Jordan Peterson revealed that he had already been setting up a censorship-free crowdfunding platform that would not be vulnerable to PayPal and other ban-happy payment processors, after Subscribestar was immediately crippled this way shortly after Patreon boycotters and outcasts alike flooded the site.

Anonymous Coward says:

Re: Re: Re: They did nazi that coming

Nah he’s a useful idiot. Sargon on the other hand is an alt-righter aka neo-nazi. But hey if deplatforming neo-nazis sparks a boycott, and a new start p, hey more power to you scumbags. Just don’t act like this is a high and might moral crusade and that the populace is surging up to demand that a private platform be forced to host speech they find morally reprehensible. Don’t be ignorant and make someone pull out the XKCD free speech comic.

Anonymous Coward says:

Re: Re: Re: They did nazi that coming

And now another top-ranked Patreon member Sword & Scale has announced plans to quit the site entirely as soon as Peterson’s crowdfunding project is up and running:

As the fifth largest content creator on @Patreon, we do not feel the policing of speech should be part of the business model. Looking forward to joining the alternative platform proposed by @RubinReport and @JordanBPeterson as soon as it’s launched. youtu.be/VvGs5bGwWiM

https://twitter.com/SwordAndScale/status/1074934600269524992

Who would have ever guessed that Patreon was such a snakepit of Nazis?

Anonymous Coward says:

Verizon wonders why people hate them. Then they enact another poorly thought plan that pisses off the audience they’ve been trying to reach. Sounds like normal for them.
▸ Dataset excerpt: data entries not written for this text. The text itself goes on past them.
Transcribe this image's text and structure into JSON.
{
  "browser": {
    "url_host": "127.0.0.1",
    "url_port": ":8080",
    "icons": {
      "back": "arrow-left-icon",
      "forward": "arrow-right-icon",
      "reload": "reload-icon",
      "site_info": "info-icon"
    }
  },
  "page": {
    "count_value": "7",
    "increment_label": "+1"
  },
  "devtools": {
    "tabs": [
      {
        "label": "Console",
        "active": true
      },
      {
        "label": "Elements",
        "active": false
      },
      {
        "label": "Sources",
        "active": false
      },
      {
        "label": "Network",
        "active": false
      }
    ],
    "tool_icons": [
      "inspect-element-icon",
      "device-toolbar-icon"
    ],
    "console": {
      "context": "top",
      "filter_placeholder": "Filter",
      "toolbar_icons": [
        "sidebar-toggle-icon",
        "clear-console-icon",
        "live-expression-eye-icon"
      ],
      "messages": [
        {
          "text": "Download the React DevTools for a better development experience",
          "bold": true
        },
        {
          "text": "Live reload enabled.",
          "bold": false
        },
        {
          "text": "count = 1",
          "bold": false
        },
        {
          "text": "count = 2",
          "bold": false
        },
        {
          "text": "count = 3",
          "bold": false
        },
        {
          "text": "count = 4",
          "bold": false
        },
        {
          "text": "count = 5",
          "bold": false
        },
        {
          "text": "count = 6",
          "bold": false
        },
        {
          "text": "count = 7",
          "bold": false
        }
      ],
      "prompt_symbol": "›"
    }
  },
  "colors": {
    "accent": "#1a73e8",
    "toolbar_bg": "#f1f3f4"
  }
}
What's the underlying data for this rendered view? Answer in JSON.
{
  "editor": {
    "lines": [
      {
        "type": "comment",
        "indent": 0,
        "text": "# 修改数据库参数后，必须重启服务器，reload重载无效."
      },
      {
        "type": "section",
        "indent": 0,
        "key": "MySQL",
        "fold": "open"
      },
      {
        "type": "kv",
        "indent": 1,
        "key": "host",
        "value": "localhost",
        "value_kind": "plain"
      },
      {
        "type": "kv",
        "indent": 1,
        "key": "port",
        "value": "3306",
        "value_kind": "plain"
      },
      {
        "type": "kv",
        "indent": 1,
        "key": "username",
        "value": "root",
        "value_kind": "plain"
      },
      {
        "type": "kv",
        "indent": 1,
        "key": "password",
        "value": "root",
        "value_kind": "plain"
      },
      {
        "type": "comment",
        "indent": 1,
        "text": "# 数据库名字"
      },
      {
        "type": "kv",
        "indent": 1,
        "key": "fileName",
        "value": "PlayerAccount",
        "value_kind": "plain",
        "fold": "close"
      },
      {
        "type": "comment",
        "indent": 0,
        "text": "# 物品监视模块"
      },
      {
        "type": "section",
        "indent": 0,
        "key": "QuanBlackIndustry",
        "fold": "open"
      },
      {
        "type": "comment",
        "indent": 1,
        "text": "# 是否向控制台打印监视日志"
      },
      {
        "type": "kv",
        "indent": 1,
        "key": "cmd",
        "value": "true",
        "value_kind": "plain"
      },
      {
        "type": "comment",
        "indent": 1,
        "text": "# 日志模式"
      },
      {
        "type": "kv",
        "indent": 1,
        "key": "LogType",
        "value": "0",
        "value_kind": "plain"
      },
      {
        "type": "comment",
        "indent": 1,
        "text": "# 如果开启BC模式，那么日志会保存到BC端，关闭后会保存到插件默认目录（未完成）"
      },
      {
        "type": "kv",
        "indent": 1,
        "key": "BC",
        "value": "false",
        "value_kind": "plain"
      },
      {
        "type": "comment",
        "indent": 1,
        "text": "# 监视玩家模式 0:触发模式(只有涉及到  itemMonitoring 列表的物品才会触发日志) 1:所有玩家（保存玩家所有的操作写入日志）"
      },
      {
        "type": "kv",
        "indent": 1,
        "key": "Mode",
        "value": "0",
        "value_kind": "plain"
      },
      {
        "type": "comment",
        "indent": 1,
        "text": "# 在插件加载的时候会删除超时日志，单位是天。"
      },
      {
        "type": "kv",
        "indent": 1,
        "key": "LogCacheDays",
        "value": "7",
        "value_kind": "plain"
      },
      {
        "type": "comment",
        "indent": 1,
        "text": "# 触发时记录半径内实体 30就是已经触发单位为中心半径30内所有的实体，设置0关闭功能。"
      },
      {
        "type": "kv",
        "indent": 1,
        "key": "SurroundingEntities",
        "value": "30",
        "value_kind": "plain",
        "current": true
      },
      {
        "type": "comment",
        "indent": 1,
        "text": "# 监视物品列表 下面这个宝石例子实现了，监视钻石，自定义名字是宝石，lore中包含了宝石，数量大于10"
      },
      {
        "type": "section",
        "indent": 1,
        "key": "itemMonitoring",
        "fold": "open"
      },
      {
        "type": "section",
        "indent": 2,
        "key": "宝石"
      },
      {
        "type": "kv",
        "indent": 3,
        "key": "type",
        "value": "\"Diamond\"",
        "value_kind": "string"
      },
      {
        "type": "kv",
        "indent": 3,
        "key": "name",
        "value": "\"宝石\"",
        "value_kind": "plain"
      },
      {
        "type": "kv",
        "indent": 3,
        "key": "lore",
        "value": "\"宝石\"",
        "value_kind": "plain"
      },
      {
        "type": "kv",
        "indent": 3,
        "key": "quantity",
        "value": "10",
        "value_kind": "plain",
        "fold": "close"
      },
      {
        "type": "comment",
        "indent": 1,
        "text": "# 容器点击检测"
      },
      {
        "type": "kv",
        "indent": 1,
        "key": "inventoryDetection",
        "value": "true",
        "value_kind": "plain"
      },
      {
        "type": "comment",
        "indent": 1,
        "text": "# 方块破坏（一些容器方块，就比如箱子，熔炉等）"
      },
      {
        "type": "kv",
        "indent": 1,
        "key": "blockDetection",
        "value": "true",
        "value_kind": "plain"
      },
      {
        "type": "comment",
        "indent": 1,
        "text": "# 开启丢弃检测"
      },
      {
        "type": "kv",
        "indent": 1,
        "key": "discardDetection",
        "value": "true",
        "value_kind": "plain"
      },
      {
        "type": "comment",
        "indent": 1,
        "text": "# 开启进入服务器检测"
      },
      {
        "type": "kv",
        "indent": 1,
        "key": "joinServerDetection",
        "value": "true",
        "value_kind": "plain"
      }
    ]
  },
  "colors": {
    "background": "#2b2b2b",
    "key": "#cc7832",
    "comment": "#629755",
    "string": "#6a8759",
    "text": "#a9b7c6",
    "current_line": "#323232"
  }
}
Maybe they should all go back to business school. Or atleast go back to the drawing board for a new plan.

They keep trying to use a screwdriver on a rivet and wonder why it’s not working.

DoctorMckay (profile) says:

Re: Re: Re:

I sincerely doubt Verizon took this decision without taking into account how much NSFW and SFW content was being viewed in Tumblr.
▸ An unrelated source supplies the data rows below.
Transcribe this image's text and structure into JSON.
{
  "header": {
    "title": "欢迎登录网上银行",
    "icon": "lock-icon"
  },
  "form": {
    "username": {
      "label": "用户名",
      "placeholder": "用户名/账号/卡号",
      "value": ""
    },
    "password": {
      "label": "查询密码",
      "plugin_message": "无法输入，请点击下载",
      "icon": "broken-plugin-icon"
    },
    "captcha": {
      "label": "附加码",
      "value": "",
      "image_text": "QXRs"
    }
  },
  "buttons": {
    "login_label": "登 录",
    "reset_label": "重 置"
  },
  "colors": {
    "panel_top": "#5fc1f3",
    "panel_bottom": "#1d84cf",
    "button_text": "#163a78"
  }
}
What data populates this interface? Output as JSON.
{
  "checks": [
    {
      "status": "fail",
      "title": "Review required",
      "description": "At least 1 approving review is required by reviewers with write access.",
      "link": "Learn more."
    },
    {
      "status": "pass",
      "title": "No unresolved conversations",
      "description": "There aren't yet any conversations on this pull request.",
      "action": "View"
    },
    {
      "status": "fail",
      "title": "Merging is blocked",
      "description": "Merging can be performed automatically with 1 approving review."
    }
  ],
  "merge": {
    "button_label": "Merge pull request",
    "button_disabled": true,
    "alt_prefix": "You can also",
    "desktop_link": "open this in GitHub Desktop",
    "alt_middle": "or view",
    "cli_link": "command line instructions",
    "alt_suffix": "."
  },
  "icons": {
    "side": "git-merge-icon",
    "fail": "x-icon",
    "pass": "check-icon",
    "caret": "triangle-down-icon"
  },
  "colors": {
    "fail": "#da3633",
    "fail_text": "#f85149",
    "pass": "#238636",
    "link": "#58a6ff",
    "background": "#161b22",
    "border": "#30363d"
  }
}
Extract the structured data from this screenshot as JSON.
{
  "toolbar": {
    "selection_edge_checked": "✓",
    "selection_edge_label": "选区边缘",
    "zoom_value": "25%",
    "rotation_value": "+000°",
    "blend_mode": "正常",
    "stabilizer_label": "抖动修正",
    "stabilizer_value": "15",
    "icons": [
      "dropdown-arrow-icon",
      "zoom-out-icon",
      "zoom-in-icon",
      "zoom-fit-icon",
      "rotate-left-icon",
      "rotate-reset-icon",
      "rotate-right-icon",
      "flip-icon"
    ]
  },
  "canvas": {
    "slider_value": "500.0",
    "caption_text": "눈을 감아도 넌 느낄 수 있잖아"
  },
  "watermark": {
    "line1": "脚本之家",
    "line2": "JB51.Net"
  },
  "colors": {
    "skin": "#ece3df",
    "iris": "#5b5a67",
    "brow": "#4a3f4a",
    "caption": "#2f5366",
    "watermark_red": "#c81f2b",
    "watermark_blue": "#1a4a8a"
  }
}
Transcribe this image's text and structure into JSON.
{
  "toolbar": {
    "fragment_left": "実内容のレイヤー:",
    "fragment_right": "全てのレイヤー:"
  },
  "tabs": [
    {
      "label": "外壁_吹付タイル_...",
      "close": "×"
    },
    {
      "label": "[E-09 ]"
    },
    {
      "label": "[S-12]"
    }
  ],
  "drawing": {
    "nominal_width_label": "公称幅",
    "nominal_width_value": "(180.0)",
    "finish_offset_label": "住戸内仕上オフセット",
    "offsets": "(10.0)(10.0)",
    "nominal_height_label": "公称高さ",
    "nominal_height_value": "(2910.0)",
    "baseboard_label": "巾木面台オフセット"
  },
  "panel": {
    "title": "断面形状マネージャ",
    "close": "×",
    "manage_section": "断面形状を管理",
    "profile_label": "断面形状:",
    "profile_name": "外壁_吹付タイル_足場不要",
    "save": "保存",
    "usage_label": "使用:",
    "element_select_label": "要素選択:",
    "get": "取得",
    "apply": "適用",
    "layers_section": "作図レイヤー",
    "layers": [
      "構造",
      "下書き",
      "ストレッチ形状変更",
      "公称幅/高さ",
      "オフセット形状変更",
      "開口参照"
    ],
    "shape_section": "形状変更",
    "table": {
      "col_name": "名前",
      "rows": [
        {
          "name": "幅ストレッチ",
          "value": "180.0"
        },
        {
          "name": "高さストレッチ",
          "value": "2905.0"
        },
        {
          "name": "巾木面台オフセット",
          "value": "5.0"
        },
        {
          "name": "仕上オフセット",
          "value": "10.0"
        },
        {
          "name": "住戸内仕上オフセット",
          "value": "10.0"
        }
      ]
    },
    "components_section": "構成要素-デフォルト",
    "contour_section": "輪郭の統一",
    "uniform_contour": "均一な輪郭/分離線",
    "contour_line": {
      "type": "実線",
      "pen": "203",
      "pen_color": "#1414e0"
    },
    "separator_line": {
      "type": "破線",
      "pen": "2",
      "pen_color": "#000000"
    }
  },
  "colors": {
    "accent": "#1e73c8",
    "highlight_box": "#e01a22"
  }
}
Probably they saw the could still make a profit even after deleting NSFW content.

Now, what I think they did not take into account was relevance. Why does the internet know Tumblr if it is not for the LGBTQ+(I dunno how the acronym is supposed to be written right now) community(that usually is very open about sexuality), the furry community and the porn artists?

Anonymous Coward says:

This censorship push wrapped in jane do-gooder language is tyrannical corporate authoritarianism.

Activist journalists spinning lies to go after the jobs and source of revenue for citizens who argue legally for issues important to them.

The destruction of historical record on the internet to wipe away these caches of information that can spread awareness or used to research complicated issues.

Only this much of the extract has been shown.